Glad to have ya back Marty, knew it would not be long nor last!  It happens to alot of people more then you would ever know, those nagging thoughts of doubt can cause a man to do some aweful things, but glad you are back to your senses and a little sweet 1 on 1 time with your new girl and you will be back in the swing of things.  Nothing but hope and best wishes to ya and look forward to seeing your success soon!


----------



## frankwright (Sep 26, 2012)

That is really a pretty new bow.
I know what you mean about other hobbies too.
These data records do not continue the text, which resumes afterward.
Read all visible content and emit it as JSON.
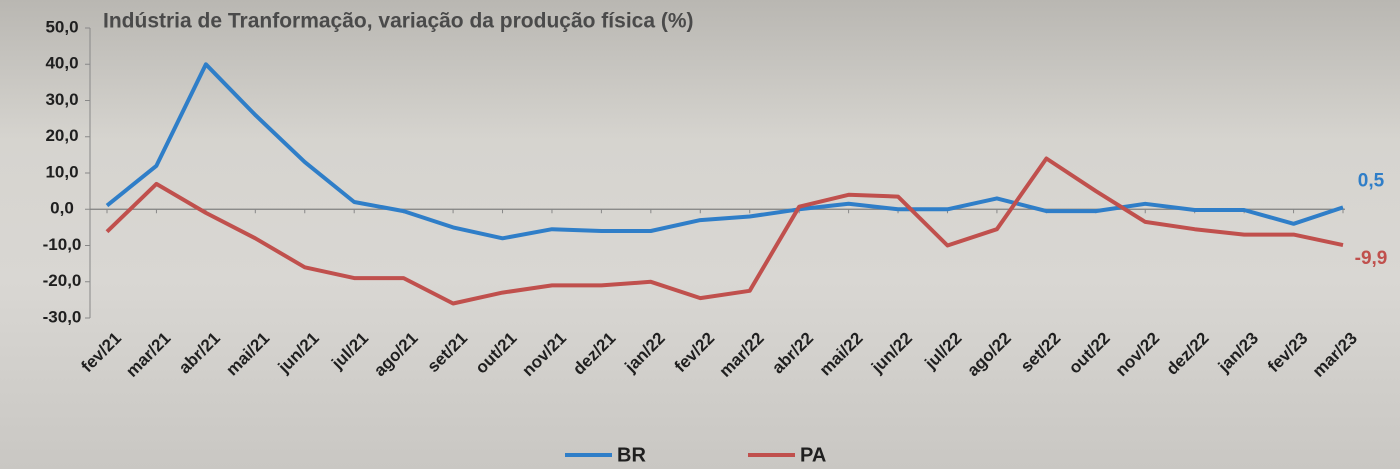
{
  "chart_data": {
    "type": "line",
    "title": "Indústria de Tranformação, variação da produção física (%)",
    "categories": [
      "fev/21",
      "mar/21",
      "abr/21",
      "mai/21",
      "jun/21",
      "jul/21",
      "ago/21",
      "set/21",
      "out/21",
      "nov/21",
      "dez/21",
      "jan/22",
      "fev/22",
      "mar/22",
      "abr/22",
      "mai/22",
      "jun/22",
      "jul/22",
      "ago/22",
      "set/22",
      "out/22",
      "nov/22",
      "dez/22",
      "jan/23",
      "fev/23",
      "mar/23"
    ],
    "series": [
      {
        "name": "BR",
        "color": "#2f7ec8",
        "values": [
          1.0,
          12.0,
          40.0,
          26.0,
          13.0,
          2.0,
          -0.5,
          -5.0,
          -8.0,
          -5.5,
          -6.0,
          -6.0,
          -3.0,
          -2.0,
          0.0,
          1.5,
          0.0,
          0.0,
          3.0,
          -0.5,
          -0.5,
          1.5,
          -0.2,
          -0.2,
          -4.0,
          0.5
        ],
        "value_labels": [
          null,
          null,
          null,
          null,
          null,
          null,
          null,
          null,
          null,
          null,
          null,
          null,
          null,
          null,
          null,
          null,
          null,
          null,
          null,
          null,
          null,
          null,
          null,
          null,
          null,
          "0,5"
        ]
      },
      {
        "name": "PA",
        "color": "#c0504d",
        "values": [
          -6.2,
          7.0,
          -1.0,
          -8.0,
          -16.0,
          -19.0,
          -19.0,
          -26.0,
          -23.0,
          -21.0,
          -21.0,
          -20.0,
          -24.5,
          -22.5,
          0.7,
          4.0,
          3.5,
          -10.0,
          -5.5,
          14.0,
          5.0,
          -3.5,
          -5.5,
          -7.0,
          -7.0,
          -9.9
        ],
        "value_labels": [
          null,
          null,
          null,
          null,
          null,
          null,
          null,
          null,
          null,
          null,
          null,
          null,
          null,
          null,
          null,
          null,
          null,
          null,
          null,
          null,
          null,
          null,
          null,
          null,
          null,
          "-9,9"
        ]
      }
    ],
    "ylim": [
      -30,
      50
    ],
    "yticks": [
      {
        "value": -30,
        "label": "-30,0"
      },
      {
        "value": -20,
        "label": "-20,0"
      },
      {
        "value": -10,
        "label": "-10,0"
      },
      {
        "value": 0,
        "label": "0,0"
      },
      {
        "value": 10,
        "label": "10,0"
      },
      {
        "value": 20,
        "label": "20,0"
      },
      {
        "value": 30,
        "label": "30,0"
      },
      {
        "value": 40,
        "label": "40,0"
      },
      {
        "value": 50,
        "label": "50,0"
      }
    ],
    "grid": false,
    "legend": "bottom"
  }
}
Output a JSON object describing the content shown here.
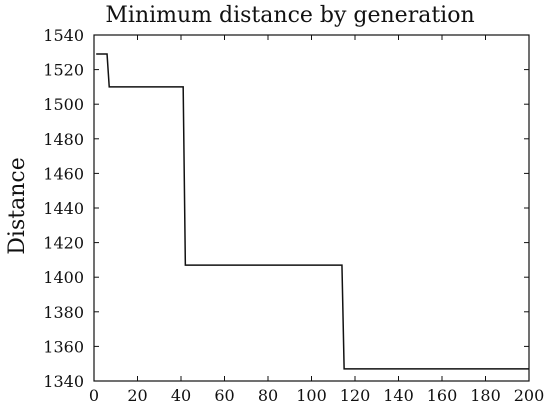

I am into Kayak fishing also and even though it seems like a contradiction I am into guns too.
I shoot handguns in IDPA competition, at least two matches every month, a couple of practice range sessions and time at the reloading bench feeding my hobby, plus being involved in setting up and tearing down the matches.
I don't spend enough time with my bows but luckily, even though I live in a subdivision, I have been able to shoot off my deck into the back yard. When it is too hot or cold or when I just want to work on form, I shoot from the garage into a work/storage area. I can get a 12 yard shot and luckily I have never skewered anything by mistake.
I am glad you got over your little side trip and back to the good life.


----------



## WildWillie (Sep 26, 2012)

Nice looking bow Marty.


----------



## ButchMo. (Sep 27, 2012)

Marty,
Good lookin' bow but, I'd take anyone of yours first. You build a very nice bow.


----------



## hogdgz (Sep 27, 2012)

Nice bow Marty!!!


----------



## johnweaver (Sep 28, 2012)

So many bows, so little time, so many fish, so little time, whats a man to do.


----------



## NavyDave (Sep 28, 2012)

Sweet lookin bow Marty!


----------



## pine nut (Sep 28, 2012)

Nice Marty!  Glad you're back!  I think you make very good bows yourself!


----------



## Clipper (Nov 1, 2018)

Good to see your post.  I've been wondering where you south Georgia hunters were.  .  Good luck and success in making your dreams happen.


----------



## Silver Mallard (Nov 2, 2018)

Great looking bow, man!!!!!


----------



## 243SuperRC (Nov 2, 2018)

Beautiful bow!  Admittedly, I have the same fondness for Howatt/Martin bows.  Martin Hatfield TD is my current go to bow.


----------